Yeah, everyone has a duty to accept injustice, all the time.
So now they blame the judicial system who are just doing their job of interpreting the laws as written.
And courts interpret laws infallibly, all the time.
It is unfortunate that society thinks they have to take issues all the way to the Supreme Courts and still cannot accept the laws of the land.
Actually, you're right, it is unfortunate that the public sees the judiciary as the only option, and the Supreme Court as the last word, rather than seeing the executive and legislature as co-equal branches.
It is not the job of the judiciary to appease people with agendas,
No but it is their job to serve justice. Violating Terri Schiavo's right to life does not, any way you slice it. If you like let me just point to the 14th amendment. No judge can rationally explain why her 14th amendment rights are not being violated in this case.
However it is easy to point out a handful of rulings from various Circuits and assume the entire process is corrupt
True, and it's easier when there's an entire pattern rather than a random handful.
This court has ruled on individual rights as opposed to states rights.
My, what a totally NOT superficial summary of this case! You should have an opinion column.
The court has "ruled on" "individual rights"? yes, I suppose that's true. They have ruled that Terri Schiavo, the individual, lacks the right to life, and meanwhile, Michael Schiavo, a different individual, has the right to make her dead if he wants.
That what you meant?
And generally the court will always favor the individual right and not the right of the collective.

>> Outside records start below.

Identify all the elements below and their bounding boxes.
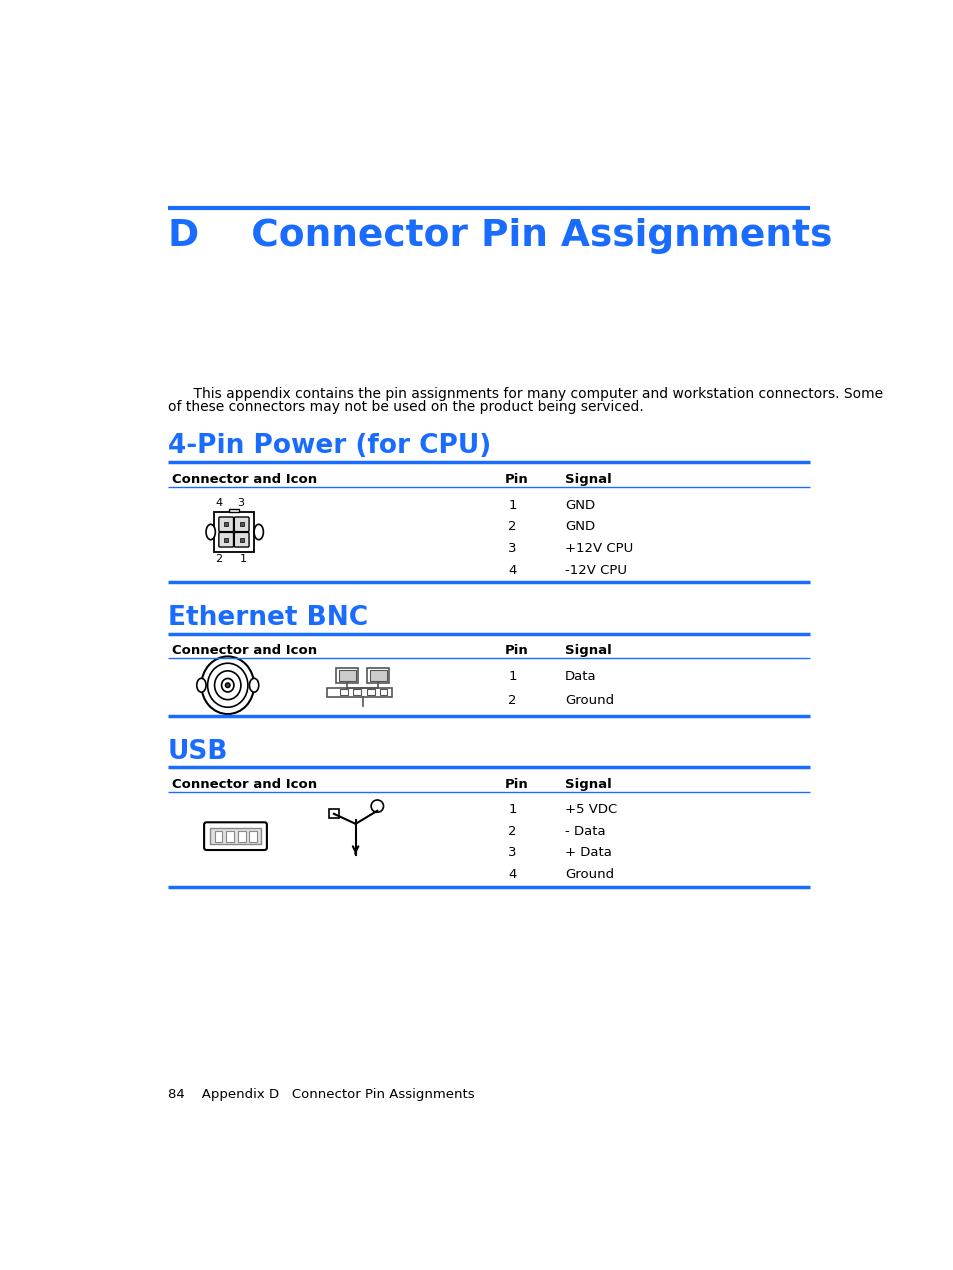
Bar [329, 809, 338, 818]
Bar [224, 537, 228, 541]
Bar [249, 831, 257, 842]
Ellipse shape [253, 525, 263, 540]
Bar [335, 668, 357, 683]
FancyBboxPatch shape [234, 532, 249, 547]
Text: 4: 4 [508, 564, 517, 577]
FancyBboxPatch shape [218, 517, 233, 532]
Bar [213, 512, 253, 552]
Text: Ground: Ground [564, 867, 614, 880]
Bar [214, 831, 222, 842]
Text: GND: GND [564, 521, 595, 533]
Ellipse shape [249, 678, 258, 692]
Text: 2: 2 [508, 695, 517, 707]
Ellipse shape [214, 671, 241, 700]
Ellipse shape [196, 678, 206, 692]
Bar [338, 669, 355, 681]
Text: USB: USB [168, 739, 229, 765]
Text: This appendix contains the pin assignments for many computer and workstation con: This appendix contains the pin assignmen… [175, 387, 882, 401]
Text: 4: 4 [215, 498, 222, 508]
Bar [340, 690, 348, 695]
Text: 1: 1 [508, 499, 517, 512]
Text: 3: 3 [508, 542, 517, 555]
Text: Connector and Icon: Connector and Icon [172, 472, 316, 485]
Bar [229, 508, 238, 512]
Text: 2: 2 [215, 554, 222, 564]
Bar [367, 690, 375, 695]
Bar [237, 831, 245, 842]
Text: D    Connector Pin Assignments: D Connector Pin Assignments [168, 218, 832, 254]
Text: 4: 4 [508, 867, 517, 880]
FancyBboxPatch shape [204, 822, 267, 850]
Text: -12V CPU: -12V CPU [564, 564, 626, 577]
Text: 3: 3 [508, 846, 517, 860]
Bar [369, 669, 386, 681]
Circle shape [225, 683, 230, 687]
Text: 4-Pin Power (for CPU): 4-Pin Power (for CPU) [168, 433, 491, 460]
Text: 84    Appendix D   Connector Pin Assignments: 84 Appendix D Connector Pin Assignments [168, 1088, 475, 1101]
FancyBboxPatch shape [218, 532, 233, 547]
Bar [224, 522, 228, 526]
Bar [210, 828, 260, 843]
Text: 1: 1 [508, 669, 517, 683]
FancyBboxPatch shape [234, 517, 249, 532]
Text: 3: 3 [236, 498, 244, 508]
Bar [226, 831, 233, 842]
Text: Pin: Pin [504, 472, 528, 485]
Text: +12V CPU: +12V CPU [564, 542, 633, 555]
Text: Ground: Ground [564, 695, 614, 707]
Circle shape [371, 800, 383, 813]
Text: Connector and Icon: Connector and Icon [172, 644, 316, 658]
Ellipse shape [221, 678, 233, 692]
Bar [353, 690, 360, 695]
Text: 1: 1 [240, 554, 247, 564]
Text: 2: 2 [508, 824, 517, 838]
Text: Pin: Pin [504, 644, 528, 658]
Text: Ethernet BNC: Ethernet BNC [168, 606, 368, 631]
Bar [327, 687, 392, 697]
Text: Data: Data [564, 669, 596, 683]
Text: Signal: Signal [564, 644, 611, 658]
Ellipse shape [208, 663, 248, 707]
Bar [239, 522, 243, 526]
Text: Connector and Icon: Connector and Icon [172, 777, 316, 791]
Text: Signal: Signal [564, 777, 611, 791]
Text: +5 VDC: +5 VDC [564, 803, 617, 817]
Text: 1: 1 [508, 803, 517, 817]
Text: + Data: + Data [564, 846, 611, 860]
Bar [239, 537, 243, 541]
Text: Signal: Signal [564, 472, 611, 485]
Text: Pin: Pin [504, 777, 528, 791]
Text: of these connectors may not be used on the product being serviced.: of these connectors may not be used on t… [168, 400, 643, 414]
Text: - Data: - Data [564, 824, 605, 838]
Text: 2: 2 [508, 521, 517, 533]
Ellipse shape [201, 657, 253, 714]
Text: GND: GND [564, 499, 595, 512]
Bar [367, 668, 389, 683]
Ellipse shape [206, 525, 215, 540]
Bar [379, 690, 387, 695]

except in this case, where the "collective" is deciding that an individual should die.
Agree or disagree, someone will always be upset with a ruling and that is the way it always will be.
Brilliant observation, really. But this gets us nowhere. You're right that someone will always be upset with a ruling. And? someone was upset with the Dred Scott decision. Someone was upset with the Bush v. Gore decision. Someone was upset with their decision overturning laws against flag-burning. and so it goes. None of this tells us anything about whether any of those respective decisions were right or wrong, just or unjust.
Nor does it refute the point of the author above, which is that the executive branch is co-equal with the judicial branch, not subservient to it.
The pressure placed upon the Judiciary has to be immense and I wouldn't want the job. The Judiciary is not a popularity contest.
Actually it kinda is. Except, usually to win this contest you don't (generally) have to be "popular" among the American public, but rather, among the members of the ABA and various left-wing opinion leaders and Congressmen.
Look at Bush's recent appointees... not popular among lefties and ABA types, therefore Boxer & friends are blocking them.
Unless, of course, the majority in the legislature too asserts its power.
Perhaps if the Congress would show some gonads and decisively address these kind of issues, rather than worrying about re-election and special interest groups, the judiciary would not be placed in such a position of importance. But it is exactly the failure of congress that precipitates the alleged abuses by the courts.
And in this case I say the words "alleged abuses" because it appears that over 60% of the people in America agree with the courts and their numerous reviews and decisions in this case. So it looks like the majority believe that all has been done, the medical reviews have been re-reviewed numerous times, the patient has not shown improvement, and she indicated to her husband that she would not want to live in this condition.
If there has been any abuse of Terri, it has been by the lawyers who have forced her to continue her life for 15 years despite her wishes, and dispite no improvement in her condition even after treatment early in her diagnosis.
I understand the agony of losing a loved one and wanting to hold on. But holding on against her wishes is selfish.